Acute hepatic inflammation is regarded as a hallmark of early stage fibrosis, which can progress to extensive fibrosis and cirrhosis. Sinapic acid is a phenylpropanoid compound that is abundant in cereals, nuts, oil seeds, and berries and has been reported to exhibit a wide range of pharmacological properties.
METHODS AND RESULTS:
In this study, we investigated the anti-inflammatory effect of Sinapic acid in carbon tetrachloride (CCl4)-induced acute hepatic injury in rats. Sinapic acid was administered orally (10 or 20 mg/kg) to rats at 30 min and 16 h before CCl4 intoxication. Sinapic acid treatment of rats reduced CCl4-induced abnormalities in liver histology, serum alanine transaminase and aspartate transaminase activities, and liver malondialdehyde levels.
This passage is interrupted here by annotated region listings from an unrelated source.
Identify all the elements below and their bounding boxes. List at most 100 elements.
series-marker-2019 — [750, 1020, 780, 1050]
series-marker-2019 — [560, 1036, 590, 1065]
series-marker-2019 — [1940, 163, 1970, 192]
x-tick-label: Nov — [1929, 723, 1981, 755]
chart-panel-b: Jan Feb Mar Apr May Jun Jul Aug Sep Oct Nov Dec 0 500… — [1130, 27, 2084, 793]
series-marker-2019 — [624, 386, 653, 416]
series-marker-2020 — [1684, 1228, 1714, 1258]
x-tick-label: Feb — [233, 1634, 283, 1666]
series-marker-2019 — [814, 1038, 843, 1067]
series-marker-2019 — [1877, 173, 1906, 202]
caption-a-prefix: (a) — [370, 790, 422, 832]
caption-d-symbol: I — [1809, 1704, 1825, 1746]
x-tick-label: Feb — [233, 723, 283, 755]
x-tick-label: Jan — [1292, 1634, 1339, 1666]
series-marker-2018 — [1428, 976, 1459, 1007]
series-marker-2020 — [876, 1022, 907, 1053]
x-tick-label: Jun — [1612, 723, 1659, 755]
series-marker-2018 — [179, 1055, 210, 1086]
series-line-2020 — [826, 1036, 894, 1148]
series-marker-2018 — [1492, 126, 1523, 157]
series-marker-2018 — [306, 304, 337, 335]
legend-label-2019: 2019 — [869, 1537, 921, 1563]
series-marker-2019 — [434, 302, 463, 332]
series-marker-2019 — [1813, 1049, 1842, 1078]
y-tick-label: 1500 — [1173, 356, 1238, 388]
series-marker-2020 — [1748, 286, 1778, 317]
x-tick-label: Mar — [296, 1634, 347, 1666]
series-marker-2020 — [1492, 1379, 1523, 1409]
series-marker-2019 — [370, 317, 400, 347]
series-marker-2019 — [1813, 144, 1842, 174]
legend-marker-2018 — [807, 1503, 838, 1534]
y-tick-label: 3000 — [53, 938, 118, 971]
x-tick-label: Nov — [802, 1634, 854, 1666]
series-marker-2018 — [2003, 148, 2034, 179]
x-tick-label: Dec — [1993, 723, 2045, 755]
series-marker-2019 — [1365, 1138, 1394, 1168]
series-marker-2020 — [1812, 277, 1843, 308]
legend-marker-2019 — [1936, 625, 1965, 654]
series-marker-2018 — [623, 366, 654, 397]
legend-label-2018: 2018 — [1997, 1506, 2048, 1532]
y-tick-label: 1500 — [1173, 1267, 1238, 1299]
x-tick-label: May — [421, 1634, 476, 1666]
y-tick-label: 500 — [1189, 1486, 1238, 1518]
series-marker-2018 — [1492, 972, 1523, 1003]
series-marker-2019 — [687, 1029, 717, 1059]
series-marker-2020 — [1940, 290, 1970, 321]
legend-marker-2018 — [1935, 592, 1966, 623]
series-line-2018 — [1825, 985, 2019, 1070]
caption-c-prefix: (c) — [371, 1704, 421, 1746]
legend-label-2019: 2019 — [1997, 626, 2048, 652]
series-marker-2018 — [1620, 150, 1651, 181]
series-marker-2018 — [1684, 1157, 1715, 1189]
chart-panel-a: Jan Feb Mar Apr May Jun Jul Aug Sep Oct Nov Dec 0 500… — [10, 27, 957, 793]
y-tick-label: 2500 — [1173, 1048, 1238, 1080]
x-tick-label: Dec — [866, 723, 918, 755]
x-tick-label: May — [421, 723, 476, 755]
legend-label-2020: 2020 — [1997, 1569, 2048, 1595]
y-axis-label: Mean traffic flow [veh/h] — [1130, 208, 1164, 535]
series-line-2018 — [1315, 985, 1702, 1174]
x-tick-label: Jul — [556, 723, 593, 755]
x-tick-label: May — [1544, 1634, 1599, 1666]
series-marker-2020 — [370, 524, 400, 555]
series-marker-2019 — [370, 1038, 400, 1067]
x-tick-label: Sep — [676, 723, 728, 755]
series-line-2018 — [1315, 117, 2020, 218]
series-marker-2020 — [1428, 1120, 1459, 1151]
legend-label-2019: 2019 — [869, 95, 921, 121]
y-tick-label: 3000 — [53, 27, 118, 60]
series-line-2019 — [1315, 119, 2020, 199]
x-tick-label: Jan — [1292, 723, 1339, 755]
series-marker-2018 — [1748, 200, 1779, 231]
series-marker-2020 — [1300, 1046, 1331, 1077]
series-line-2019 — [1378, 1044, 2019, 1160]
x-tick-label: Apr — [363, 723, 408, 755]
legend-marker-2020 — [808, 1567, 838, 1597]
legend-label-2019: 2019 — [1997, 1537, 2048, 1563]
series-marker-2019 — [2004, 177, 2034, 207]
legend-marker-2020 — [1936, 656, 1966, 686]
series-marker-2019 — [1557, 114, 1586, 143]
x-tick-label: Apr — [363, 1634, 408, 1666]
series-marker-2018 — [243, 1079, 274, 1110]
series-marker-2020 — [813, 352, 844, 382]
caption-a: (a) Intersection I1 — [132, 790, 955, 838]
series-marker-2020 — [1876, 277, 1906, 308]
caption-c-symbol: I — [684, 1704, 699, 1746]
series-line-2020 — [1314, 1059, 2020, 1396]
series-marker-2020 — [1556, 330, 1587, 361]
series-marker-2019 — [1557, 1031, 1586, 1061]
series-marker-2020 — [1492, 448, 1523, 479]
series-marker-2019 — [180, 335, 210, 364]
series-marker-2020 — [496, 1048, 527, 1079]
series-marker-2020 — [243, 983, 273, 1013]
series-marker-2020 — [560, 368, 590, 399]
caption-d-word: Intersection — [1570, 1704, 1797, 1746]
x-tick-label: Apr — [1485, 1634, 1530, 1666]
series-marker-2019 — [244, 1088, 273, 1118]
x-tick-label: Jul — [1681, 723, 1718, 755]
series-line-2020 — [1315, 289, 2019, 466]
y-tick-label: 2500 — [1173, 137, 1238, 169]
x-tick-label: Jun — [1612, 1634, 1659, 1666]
In addition, Sinapic acid treatment significantly attenuated the CCl4-induced production of inflammatory mediators, including tumor necrosis factor-alpha and interleukin-1β mRNA levels, and increased the expression of nuclear factor-kappa B (NF-κB p65). Sinapic acid exhibited strong free radical scavenging activity in vitro. Thus, Sinapic acid protected the rat liver from CCl4-induced inflammation, most likely by acting as a free radical scavenger and modulator of NF-κB p65 activation and proinflammatory cytokine expression.
CONCLUSIONS:
Sinapic acid may thus have potential as a therapeutic agent for suppressing hepatic inflammation.